McAfee, A. P. (2006). Enterprise 2.0: The dawn of emergent collaboration. MIT Sloan Management Review, 47(3), 21-28. [The author’s blog is available at http://blog.hbs.edu/faculty/amcafee]

There is a new wave of business communication tools including blogs, wikis and group messaging software — which the author has dubbed, collectively, Enterprise 2.0 — that allow for more spontaneous, knowledge-based collaboration. These new tools, the author contends, may well supplant other communication and knowledge management systems with their superior ability to capture tacit knowledge, best practices and relevant experiences from throughout a company and make them readily available to more users….The resulting organizational communication patterns can lead to highly productive and highly collaborative environments by making both the practices of knowledge work and its outputs more visible. …. First, it is necessary to create a receptive culture in order to prepare the way for new practices. Second, a common platform must be created to allow for a collaboration infrastructure. Third, an informal rollout of the technologies may be preferred to a more formal procedural change. And fourth, managerial support and leadership is crucial.
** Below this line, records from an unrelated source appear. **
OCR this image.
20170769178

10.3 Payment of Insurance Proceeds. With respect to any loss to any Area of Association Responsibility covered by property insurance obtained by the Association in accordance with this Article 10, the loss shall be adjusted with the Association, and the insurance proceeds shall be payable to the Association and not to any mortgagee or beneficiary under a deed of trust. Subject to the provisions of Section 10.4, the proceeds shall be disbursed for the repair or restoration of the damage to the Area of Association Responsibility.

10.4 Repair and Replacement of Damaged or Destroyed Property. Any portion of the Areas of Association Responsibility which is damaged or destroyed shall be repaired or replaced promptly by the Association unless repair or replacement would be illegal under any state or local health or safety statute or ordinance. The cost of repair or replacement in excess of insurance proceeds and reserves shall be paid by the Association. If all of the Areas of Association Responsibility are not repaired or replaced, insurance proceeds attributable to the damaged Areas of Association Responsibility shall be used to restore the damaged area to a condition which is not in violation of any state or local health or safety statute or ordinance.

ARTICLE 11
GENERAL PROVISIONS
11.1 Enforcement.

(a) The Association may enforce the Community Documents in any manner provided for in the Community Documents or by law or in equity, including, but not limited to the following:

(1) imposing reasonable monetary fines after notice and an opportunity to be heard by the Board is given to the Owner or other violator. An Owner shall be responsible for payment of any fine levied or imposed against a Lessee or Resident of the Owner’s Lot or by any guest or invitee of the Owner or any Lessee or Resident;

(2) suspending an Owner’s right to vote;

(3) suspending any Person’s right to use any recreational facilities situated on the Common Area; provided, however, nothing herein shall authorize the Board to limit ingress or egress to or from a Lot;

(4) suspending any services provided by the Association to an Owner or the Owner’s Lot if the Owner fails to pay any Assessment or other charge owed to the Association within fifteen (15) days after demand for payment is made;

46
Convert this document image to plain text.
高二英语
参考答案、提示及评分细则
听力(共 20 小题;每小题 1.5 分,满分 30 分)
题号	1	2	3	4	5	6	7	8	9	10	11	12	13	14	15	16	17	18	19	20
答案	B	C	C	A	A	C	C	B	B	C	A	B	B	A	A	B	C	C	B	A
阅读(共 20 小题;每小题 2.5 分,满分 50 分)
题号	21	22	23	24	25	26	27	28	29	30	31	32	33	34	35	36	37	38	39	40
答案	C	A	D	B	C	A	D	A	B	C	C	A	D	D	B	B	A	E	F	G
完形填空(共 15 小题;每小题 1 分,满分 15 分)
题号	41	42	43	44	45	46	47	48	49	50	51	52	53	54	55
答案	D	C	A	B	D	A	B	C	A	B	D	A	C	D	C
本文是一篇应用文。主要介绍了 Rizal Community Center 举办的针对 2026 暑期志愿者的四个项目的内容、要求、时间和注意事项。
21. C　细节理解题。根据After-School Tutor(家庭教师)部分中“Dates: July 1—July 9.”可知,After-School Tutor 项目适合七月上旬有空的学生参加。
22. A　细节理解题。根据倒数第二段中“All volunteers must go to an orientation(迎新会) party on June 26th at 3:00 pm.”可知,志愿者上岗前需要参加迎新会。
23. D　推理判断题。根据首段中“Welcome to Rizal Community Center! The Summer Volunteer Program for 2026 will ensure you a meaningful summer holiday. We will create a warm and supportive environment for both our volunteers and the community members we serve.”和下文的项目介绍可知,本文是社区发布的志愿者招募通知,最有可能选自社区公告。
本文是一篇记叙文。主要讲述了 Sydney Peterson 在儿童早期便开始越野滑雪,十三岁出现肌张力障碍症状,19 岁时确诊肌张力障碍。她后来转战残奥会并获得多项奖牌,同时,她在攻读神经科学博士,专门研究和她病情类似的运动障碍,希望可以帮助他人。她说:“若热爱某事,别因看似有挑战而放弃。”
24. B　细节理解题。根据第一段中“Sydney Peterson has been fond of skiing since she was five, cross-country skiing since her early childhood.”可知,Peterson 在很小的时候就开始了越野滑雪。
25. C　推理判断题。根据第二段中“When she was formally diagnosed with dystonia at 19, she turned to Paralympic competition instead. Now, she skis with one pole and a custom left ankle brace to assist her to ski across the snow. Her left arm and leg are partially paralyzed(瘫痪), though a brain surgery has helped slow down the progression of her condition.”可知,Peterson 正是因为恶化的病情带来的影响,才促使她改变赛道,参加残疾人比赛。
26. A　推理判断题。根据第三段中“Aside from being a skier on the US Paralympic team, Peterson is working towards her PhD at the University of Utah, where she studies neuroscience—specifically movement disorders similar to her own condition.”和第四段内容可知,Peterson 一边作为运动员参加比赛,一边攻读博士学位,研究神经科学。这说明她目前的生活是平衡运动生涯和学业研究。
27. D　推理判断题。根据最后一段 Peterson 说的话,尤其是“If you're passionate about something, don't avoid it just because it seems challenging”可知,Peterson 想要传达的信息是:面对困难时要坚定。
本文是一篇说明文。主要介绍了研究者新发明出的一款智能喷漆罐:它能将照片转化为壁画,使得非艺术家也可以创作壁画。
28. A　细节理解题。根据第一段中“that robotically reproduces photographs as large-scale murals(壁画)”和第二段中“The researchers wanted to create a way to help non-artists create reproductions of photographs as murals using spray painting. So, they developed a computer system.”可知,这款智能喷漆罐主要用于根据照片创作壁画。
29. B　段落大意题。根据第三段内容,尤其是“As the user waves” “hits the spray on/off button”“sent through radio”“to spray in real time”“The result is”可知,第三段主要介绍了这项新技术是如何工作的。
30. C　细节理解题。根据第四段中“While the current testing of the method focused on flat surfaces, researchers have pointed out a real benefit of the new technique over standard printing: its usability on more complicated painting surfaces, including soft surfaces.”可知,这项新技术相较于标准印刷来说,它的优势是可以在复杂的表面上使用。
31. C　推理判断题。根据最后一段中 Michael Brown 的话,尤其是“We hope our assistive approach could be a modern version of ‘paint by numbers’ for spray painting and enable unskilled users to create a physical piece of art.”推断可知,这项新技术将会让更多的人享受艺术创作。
Even when implanted and implemented well, these new technologies will certainly bring with them new challenges….Leaders will have to play a delicate role if they want Enterprise 2.0 technologies to succeed. [the following section was not part of the original abstract]  Leaders, the author writes, “have to at first encourage and stimulate use of the new tools, and then refrain from intervening too often or with too heavy a hand.” Otherwise, they may “wind up with only a few online newsletters and white-boards, used for prosaic purposes.”

Berry, J., & Sahlberg, P. [psahlberg@worldbank.org] (2006). Accountability affects the use of small group learning in school mathematics. Nordic Studies in Mathematics Education, 11(1), 3-29. [Editor’s note: Pasi Sahlberg is an IASCE Board member]

This study investigates the perspectives of a sample of teachers on the use of cooperative small groups in the teaching and learning of mathematics. We asked teachers (N = 18) in England and Finland about their experiences and ideas of small group learning in mathematics. The research tool used the ordering by each teacher of eight mathematics tasks into a hierarchy from those tasks that are best for small group working to those tasks that are best for individual working as a frame for in-depth interviews. We conclude that the role of small group learning as seen by most of the teachers is for doing mathematics, introducing social skills and discussion rather than learning mathematical knowledge and skills. Furthermore we report on the barriers to using small group learning caused by the accountability structures inherent in the educational systems of both countries.